Everything changes. The rogue feels it, I know he does, because before I even fully cross the threshold, his movements falter. The chains still, his breathing catching as his head lifts again, and his eyes lock onto mine. Shanti holds his gaze as she steps forward slowly, each movement measured and grounded in that same calm I found outside. The space between us closes again, but this time, he doesn’t lunge. His chest rises and falls, still rough, still uneven, but there’s hesitation there now. A break in the pattern. A pause where there was only reaction before. Shanti stops in front of him, and she lowers her head slightly, her eyes never leaving his. Then she reaches. Her nose brushes his shoulder first. Then her body shifts closer, pressing just enough to make contact, and the effect is immediate. His breathing stutters. The tension in his body loosens by degrees rather than snapping tight, the growl in his throat fading into a quieter, more uncertain sound. I feel it through her, that same pull, that calm, but it’s stronger now. Deeper.
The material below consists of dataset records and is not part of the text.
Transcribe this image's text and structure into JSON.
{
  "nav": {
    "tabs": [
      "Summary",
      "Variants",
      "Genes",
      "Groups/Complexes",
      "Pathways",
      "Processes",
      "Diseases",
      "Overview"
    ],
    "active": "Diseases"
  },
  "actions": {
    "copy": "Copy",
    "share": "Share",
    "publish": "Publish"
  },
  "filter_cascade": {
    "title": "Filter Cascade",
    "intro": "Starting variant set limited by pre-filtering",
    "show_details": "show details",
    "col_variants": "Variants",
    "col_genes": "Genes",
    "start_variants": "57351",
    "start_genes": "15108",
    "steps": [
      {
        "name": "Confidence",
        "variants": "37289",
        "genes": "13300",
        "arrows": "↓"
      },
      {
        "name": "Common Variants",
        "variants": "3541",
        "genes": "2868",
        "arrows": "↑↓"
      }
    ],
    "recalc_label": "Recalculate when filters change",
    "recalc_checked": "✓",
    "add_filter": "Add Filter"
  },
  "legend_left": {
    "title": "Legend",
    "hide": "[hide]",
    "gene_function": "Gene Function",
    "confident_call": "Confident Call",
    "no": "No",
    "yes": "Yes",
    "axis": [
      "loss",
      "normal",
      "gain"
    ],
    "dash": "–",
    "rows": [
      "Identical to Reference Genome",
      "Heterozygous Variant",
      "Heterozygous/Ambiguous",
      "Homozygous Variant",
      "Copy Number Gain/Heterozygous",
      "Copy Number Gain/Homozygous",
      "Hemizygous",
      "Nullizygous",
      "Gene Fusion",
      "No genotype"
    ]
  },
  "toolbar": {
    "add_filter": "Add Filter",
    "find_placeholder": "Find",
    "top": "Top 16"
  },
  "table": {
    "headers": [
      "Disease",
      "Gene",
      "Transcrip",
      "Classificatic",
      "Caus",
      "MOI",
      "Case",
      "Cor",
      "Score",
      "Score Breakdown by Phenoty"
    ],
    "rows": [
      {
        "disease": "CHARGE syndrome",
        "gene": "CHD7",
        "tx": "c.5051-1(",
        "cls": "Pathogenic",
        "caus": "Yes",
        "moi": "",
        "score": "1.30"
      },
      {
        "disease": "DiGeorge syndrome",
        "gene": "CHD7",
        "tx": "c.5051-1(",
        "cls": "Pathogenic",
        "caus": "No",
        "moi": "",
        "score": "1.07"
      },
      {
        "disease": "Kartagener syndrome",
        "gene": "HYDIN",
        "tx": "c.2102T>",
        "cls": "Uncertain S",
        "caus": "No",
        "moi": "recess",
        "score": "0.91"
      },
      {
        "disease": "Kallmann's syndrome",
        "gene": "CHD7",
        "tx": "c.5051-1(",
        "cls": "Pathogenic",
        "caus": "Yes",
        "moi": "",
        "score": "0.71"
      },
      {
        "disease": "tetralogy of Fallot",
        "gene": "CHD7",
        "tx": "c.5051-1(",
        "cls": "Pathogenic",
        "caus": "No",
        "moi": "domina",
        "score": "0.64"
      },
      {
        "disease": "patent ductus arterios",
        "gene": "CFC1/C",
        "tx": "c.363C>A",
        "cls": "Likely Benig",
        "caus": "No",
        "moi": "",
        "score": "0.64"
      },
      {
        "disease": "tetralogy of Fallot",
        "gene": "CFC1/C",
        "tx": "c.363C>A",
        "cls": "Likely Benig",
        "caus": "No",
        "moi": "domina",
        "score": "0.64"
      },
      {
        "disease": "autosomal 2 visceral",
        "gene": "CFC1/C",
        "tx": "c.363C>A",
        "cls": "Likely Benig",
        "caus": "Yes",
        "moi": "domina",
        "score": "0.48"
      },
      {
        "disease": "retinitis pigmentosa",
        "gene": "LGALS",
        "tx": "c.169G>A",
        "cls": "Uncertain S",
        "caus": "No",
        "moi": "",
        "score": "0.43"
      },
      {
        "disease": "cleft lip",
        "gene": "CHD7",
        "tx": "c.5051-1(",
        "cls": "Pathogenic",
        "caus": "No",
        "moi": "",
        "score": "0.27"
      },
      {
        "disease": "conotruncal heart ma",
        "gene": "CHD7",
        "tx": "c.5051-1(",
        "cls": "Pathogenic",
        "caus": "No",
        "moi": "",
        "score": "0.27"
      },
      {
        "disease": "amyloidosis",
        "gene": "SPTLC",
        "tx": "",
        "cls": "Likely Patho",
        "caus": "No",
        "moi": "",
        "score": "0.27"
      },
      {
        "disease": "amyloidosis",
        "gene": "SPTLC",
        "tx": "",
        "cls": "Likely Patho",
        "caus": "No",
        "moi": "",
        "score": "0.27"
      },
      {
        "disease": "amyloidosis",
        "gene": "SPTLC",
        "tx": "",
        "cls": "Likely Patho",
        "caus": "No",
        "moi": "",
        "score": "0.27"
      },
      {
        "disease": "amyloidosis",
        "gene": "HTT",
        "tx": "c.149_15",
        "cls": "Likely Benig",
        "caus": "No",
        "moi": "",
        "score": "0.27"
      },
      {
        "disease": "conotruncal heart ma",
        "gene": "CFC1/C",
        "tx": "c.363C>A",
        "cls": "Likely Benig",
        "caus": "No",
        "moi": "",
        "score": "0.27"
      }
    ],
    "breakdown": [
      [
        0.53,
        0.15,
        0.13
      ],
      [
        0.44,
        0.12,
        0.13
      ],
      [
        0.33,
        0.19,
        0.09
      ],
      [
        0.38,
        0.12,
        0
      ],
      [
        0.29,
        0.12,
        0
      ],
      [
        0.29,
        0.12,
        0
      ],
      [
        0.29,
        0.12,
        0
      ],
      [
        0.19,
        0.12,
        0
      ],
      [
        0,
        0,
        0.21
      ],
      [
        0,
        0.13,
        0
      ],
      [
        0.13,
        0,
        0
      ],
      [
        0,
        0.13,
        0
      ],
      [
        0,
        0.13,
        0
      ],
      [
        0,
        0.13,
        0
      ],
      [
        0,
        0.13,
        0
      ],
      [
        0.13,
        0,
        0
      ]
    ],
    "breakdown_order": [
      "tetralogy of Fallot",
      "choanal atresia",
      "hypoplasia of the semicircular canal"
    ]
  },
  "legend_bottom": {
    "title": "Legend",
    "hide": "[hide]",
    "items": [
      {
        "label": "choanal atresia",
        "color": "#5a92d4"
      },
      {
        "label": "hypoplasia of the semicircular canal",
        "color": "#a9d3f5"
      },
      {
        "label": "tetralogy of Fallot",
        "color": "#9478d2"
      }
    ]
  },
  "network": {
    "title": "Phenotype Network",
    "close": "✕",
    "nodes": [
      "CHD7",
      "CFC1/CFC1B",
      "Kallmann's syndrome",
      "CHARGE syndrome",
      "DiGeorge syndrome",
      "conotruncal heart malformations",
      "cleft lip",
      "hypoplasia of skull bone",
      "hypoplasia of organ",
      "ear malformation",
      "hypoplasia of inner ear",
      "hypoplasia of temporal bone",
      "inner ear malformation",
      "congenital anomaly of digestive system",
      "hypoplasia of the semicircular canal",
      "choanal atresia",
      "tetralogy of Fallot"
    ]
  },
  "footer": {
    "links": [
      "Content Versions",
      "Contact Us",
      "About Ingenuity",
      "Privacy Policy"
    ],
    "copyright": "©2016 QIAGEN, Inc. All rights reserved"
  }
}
She moves again, circling once, never breaking that connection, and when she comes back around to face him, she lowers herself to sit in front of him. He stays where he is, watching, breathing. Shanti draws in a slow breath, and then she lets out a soft howl. It carries through the shed like something warm and steady, something that doesn’t demand or push, just is. The sound wraps around the space, settles into the walls, into the air, into him.
I feel it move through us both. The calm. The peace. The place I found. The place that belongs to us. The rogue shudders. His head drops slightly, his shoulders loosening further as the fight drains out of him piece by piece, the tension leaving in a way that looks almost painful, like he’s letting go of something he’s held for too long. His breathing slows, and the chains stop rattling, and then, slowly, he looks up again. His eyes meet mine now with something human. His mouth opens slightly, his voice rough. “…please…” He begs, and I know. He’s found his humanity again.